Oct. 4, 2012
STANFORD, Calif. -
Each Thursday, gostanford.com presents an interview between a former Stanford gymnast and team manager Tori Lewis. This week Tori interviews Larissa Fontaine, Stanford's first NCAA individual champion. Fontaine will be become the first women's gymnast to be inducted into the Stanford Athletics Hall of Fame, on Nov. 9.
The following is Larissa's conversation with Tori:
Tori: What have you been up to after graduation?
Larissa: I graduated in 2000 and then started coaching at Stanford while completing my master's degree in mechanical engineering. I finished grad school in 2002 but coached for another three years after that. I loved being a part of SWG as a coach as well as a gymnast. In 2005, I joined Google for a year before heading back to business school -- yes, at Stanford again! -- and then I rejoined Google in 2008. I still work there, now as part of the YouTube team.
Tori: What do you consider your greatest accomplishment?
Larissa: My kids are pretty young to tell if I've done a good job with them yet, but I hope they will be my greatest accomplishment. Benjamin is 3 years old and Nora is 5 months old, they keep us busy and laughing all the time.
Tori: What did you learn most from your time in the gym?
Larissa: Working hard makes all the difference. This is true for gymnastics, for school, for your professional career. Talent and good luck are always going to help but if you commit to something, and work as hard as you can, you are much more likely to be successful.
Tori: What’s your favorite memory from SWG?
Tori: What do you miss most about Stanford and your time with SWG?Larissa:
Larissa: There are so many. Probably winning Pac-10's my sophomore year. We were the clear underdog. Only UCLA and Oregon State had ever won the Pac-10 championship, and UCLA had homecourt advantage. But we walked in the gym and decided to focus on ourselves and enjoy the night -- the meet had a disco theme -- I have no idea why there was a theme -- and we really embraced it. Our coaches even dressed the part during warmups. Imagine a lot of glitter and big wigs. As the meet went on we were having an amazing night and, despite not tracking the scores, we knew we were doing well. We finished on bars and everyone was hitting routine after routine. I was last up and when I landed, knew that regardless of the results we had done something really special.

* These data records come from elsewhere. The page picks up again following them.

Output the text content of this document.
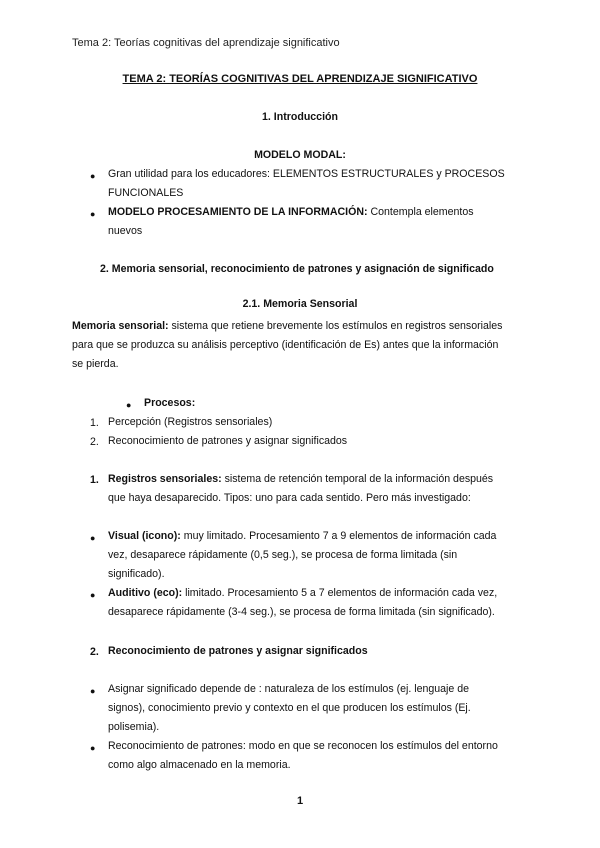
Tema 2: Teorías cognitivas del aprendizaje significativo
TEMA 2: TEORÍAS COGNITIVAS DEL APRENDIZAJE SIGNIFICATIVO
1. Introducción
MODELO MODAL:
● Gran utilidad para los educadores: ELEMENTOS ESTRUCTURALES y PROCESOS
FUNCIONALES
● MODELO PROCESAMIENTO DE LA INFORMACIÓN: Contempla elementos
nuevos
2. Memoria sensorial, reconocimiento de patrones y asignación de significado
2.1. Memoria Sensorial
Memoria sensorial: sistema que retiene brevemente los estímulos en registros sensoriales
para que se produzca su análisis perceptivo (identificación de Es) antes que la información
se pierda.
● Procesos:
1. Percepción (Registros sensoriales)
2. Reconocimiento de patrones y asignar significados
1. Registros sensoriales: sistema de retención temporal de la información después
que haya desaparecido. Tipos: uno para cada sentido. Pero más investigado:
● Visual (icono): muy limitado. Procesamiento 7 a 9 elementos de información cada
vez, desaparece rápidamente (0,5 seg.), se procesa de forma limitada (sin
significado).
● Auditivo (eco): limitado. Procesamiento 5 a 7 elementos de información cada vez,
desaparece rápidamente (3-4 seg.), se procesa de forma limitada (sin significado).
2. Reconocimiento de patrones y asignar significados
● Asignar significado depende de : naturaleza de los estímulos (ej. lenguaje de
signos), conocimiento previo y contexto en el que producen los estímulos (Ej.
polisemia).
● Reconocimiento de patrones: modo en que se reconocen los estímulos del entorno
como algo almacenado en la memoria.
1
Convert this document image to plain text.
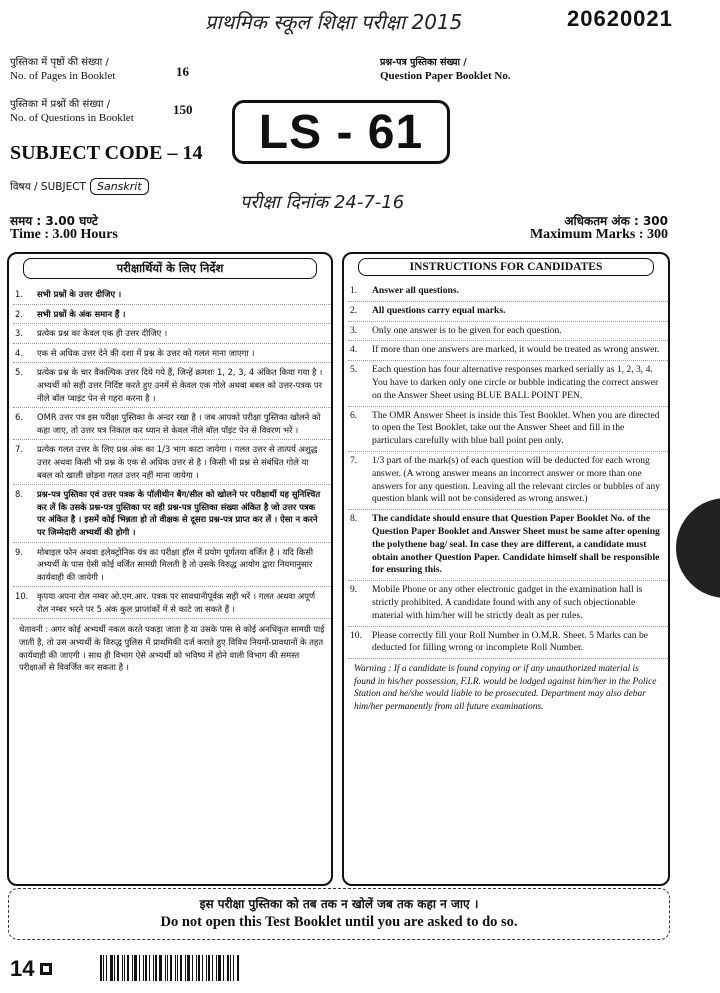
प्राथमिक स्कूल शिक्षा परीक्षा 2015	20620021
पुस्तिका में पृष्ठों की संख्या /
No. of Pages in Booklet	16
पुस्तिका में प्रश्नों की संख्या /
No. of Questions in Booklet
150
प्रश्न-पत्र पुस्तिका संख्या /
Question Paper Booklet No.
LS - 61
SUBJECT CODE – 14
विषय / SUBJECT	Sanskrit
परीक्षा दिनांक 24-7-16
समय : 3.00 घण्टे
Time : 3.00 Hours
अधिकतम अंक : 300
Maximum Marks : 300
परीक्षार्थियों के लिए निर्देश
1.	सभी प्रश्नों के उत्तर दीजिए ।
2.	सभी प्रश्नों के अंक समान हैं ।
3.	प्रत्येक प्रश्न का केवल एक ही उत्तर दीजिए ।
4.	एक से अधिक उत्तर देने की दशा में प्रश्न के उत्तर को गलत माना जाएगा ।
5.	प्रत्येक प्रश्न के चार वैकल्पिक उत्तर दिये गये हैं, जिन्हें क्रमशः 1, 2, 3, 4 अंकित किया गया है । अभ्यर्थी को सही उत्तर निर्दिष्ट करते हुए उनमें से केवल एक गोले अथवा बबल को उत्तर-पत्रक पर नीले बॉल प्वाइंट पेन से गहरा करना है ।
6.	OMR उत्तर पत्र इस परीक्षा पुस्तिका के अन्दर रखा है । जब आपको परीक्षा पुस्तिका खोलने को कहा जाए, तो उत्तर पत्र निकाल कर ध्यान से केवल नीले बॉल पॉइंट पेन से विवरण भरें ।
7.	प्रत्येक गलत उत्तर के लिए प्रश्न अंक का 1/3 भाग काटा जायेगा । गलत उत्तर से तात्पर्य अशुद्ध उत्तर अथवा किसी भी प्रश्न के एक से अधिक उत्तर से है । किसी भी प्रश्न से संबंधित गोले या बबल को खाली छोड़ना गलत उत्तर नहीं माना जायेगा ।
8.	प्रश्न-पत्र पुस्तिका एवं उत्तर पत्रक के पॉलीथीन बैग/सील को खोलने पर परीक्षार्थी यह सुनिश्चित कर लें कि उसके प्रश्न-पत्र पुस्तिका पर वही प्रश्न-पत्र पुस्तिका संख्या अंकित है जो उत्तर पत्रक पर अंकित है । इसमें कोई भिन्नता हो तो वीक्षक से दूसरा प्रश्न-पत्र प्राप्त कर लें । ऐसा न करने पर जिम्मेदारी अभ्यर्थी की होगी ।
9.	मोबाइल फोन अथवा इलेक्ट्रोनिक यंत्र का परीक्षा हॉल में प्रयोग पूर्णतया वर्जित है । यदि किसी अभ्यर्थी के पास ऐसी कोई वर्जित सामग्री मिलती है तो उसके विरुद्ध आयोग द्वारा नियमानुसार कार्यवाही की जायेगी ।
10.	कृपया अपना रोल नम्बर ओ.एम.आर. पत्रक पर सावधानीपूर्वक सही भरें । गलत अथवा अपूर्ण रोल नम्बर भरने पर 5 अंक कुल प्राप्तांकों में से काटे जा सकते हैं ।
चेतावनी : अगर कोई अभ्यर्थी नकल करते पकड़ा जाता है या उसके पास से कोई अनधिकृत सामग्री पाई जाती है, तो उस अभ्यर्थी के विरुद्ध पुलिस में प्राथमिकी दर्ज कराते हुए विविध नियमों-प्रावधानों के तहत कार्यवाही की जाएगी । साथ ही विभाग ऐसे अभ्यर्थी को भविष्य में होने वाली विभाग की समस्त परीक्षाओं से विवर्जित कर सकता है ।
INSTRUCTIONS FOR CANDIDATES
1.	Answer all questions.
2.	All questions carry equal marks.
3.	Only one answer is to be given for each question.
4.	If more than one answers are marked, it would be treated as wrong answer.
5.	Each question has four alternative responses marked serially as 1, 2, 3, 4. You have to darken only one circle or bubble indicating the correct answer on the Answer Sheet using BLUE BALL POINT PEN.
6.	The OMR Answer Sheet is inside this Test Booklet. When you are directed to open the Test Booklet, take out the Answer Sheet and fill in the particulars carefully with blue ball point pen only.
7.	1/3 part of the mark(s) of each question will be deducted for each wrong answer. (A wrong answer means an incorrect answer or more than one answers for any question. Leaving all the relevant circles or bubbles of any question blank will not be considered as wrong answer.)
8.	The candidate should ensure that Question Paper Booklet No. of the Question Paper Booklet and Answer Sheet must be same after opening the polythene bag/ seal. In case they are different, a candidate must obtain another Question Paper. Candidate himself shall be responsible for ensuring this.
9.	Mobile Phone or any other electronic gadget in the examination hall is strictly prohibited. A candidate found with any of such objectionable material with him/her will be strictly dealt as per rules.
10.	Please correctly fill your Roll Number in O.M.R. Sheet. 5 Marks can be deducted for filling wrong or incomplete Roll Number.
Warning : If a candidate is found copying or if any unauthorized material is found in his/her possession, F.I.R. would be lodged against him/her in the Police Station and he/she would liable to be prosecuted. Department may also debar him/her permanently from all future examinations.
इस परीक्षा पुस्तिका को तब तक न खोलें जब तक कहा न जाए ।
Do not open this Test Booklet until you are asked to do so.
14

I miss my teammates and my coaches. I loved my time at Stanford more than I can really articulate. After years of competing gymnastics largely as an individual, being able to have an entire team and coaching staff working together for four years was incredible. We have so many great memories, from inside and outside of the gym, and I am so thankful for them. Four of my teammates were in my wedding party and they're still my closest friends. Our kids are the same ages and those of us that live nearby spend a lot of time together.
Tori: How have you stayed connected to Stanford?
Larissa: They can't get rid of me. I came back for business school from 2006-2008 and still live about 20 minutes from campus. My husband Pete also went to Stanford, so we make it to most of the meets and bring our son by the gym on the weekends to watch practice. We have picnic lunches on the Quad and Ben rides his bike around campus all the time. He loves yelling "Go Stanford!" any time football is on TV, regardless of who is playing.
Tori: Do you have any other thoughts or reflections about your time on the team?
Larissa: I think each team is special in their own way. There's a chemistry that can only exist for that particular group of people. I just feel so lucky that we were all there together -- my teammates, my coaches, the doctors and trainers, and the athletic department staff. Everyone was such an important part of our experience which all led to the success the following year and every year after that. I also feel really fortunate that I was able to coach for five years after I was done competing. My bond with those teams is also really strong and I gained an entirely different perspective on what the program means to alumnae and to fans. I hope the current team knows that the alumnae still follow them and know their names and stood in the same gym where they're standing. I always loved the legacy aspect of Stanford gymnastics and I hope they do too.
Tori: Do you have any advice for the current athletes?
Larissa: Probably nothing they haven't heard before. This is such a unique experience. Just enjoy every moment and try step back to appreciate how fortunate you are. It's easy to get so caught up in the pressure of classes and practice and trying to excel at everything that you miss the moments that are truly special and that are hard to come by after college -- riding your bike across campus, laughing with your teammates around the chalk box, the excitement before a meet when you're waiting to march in, staying up late in the hotel room after competitions just talking for hours. These are incredible memories that are going to stay with you for years -- make sure to soak them up the first time around.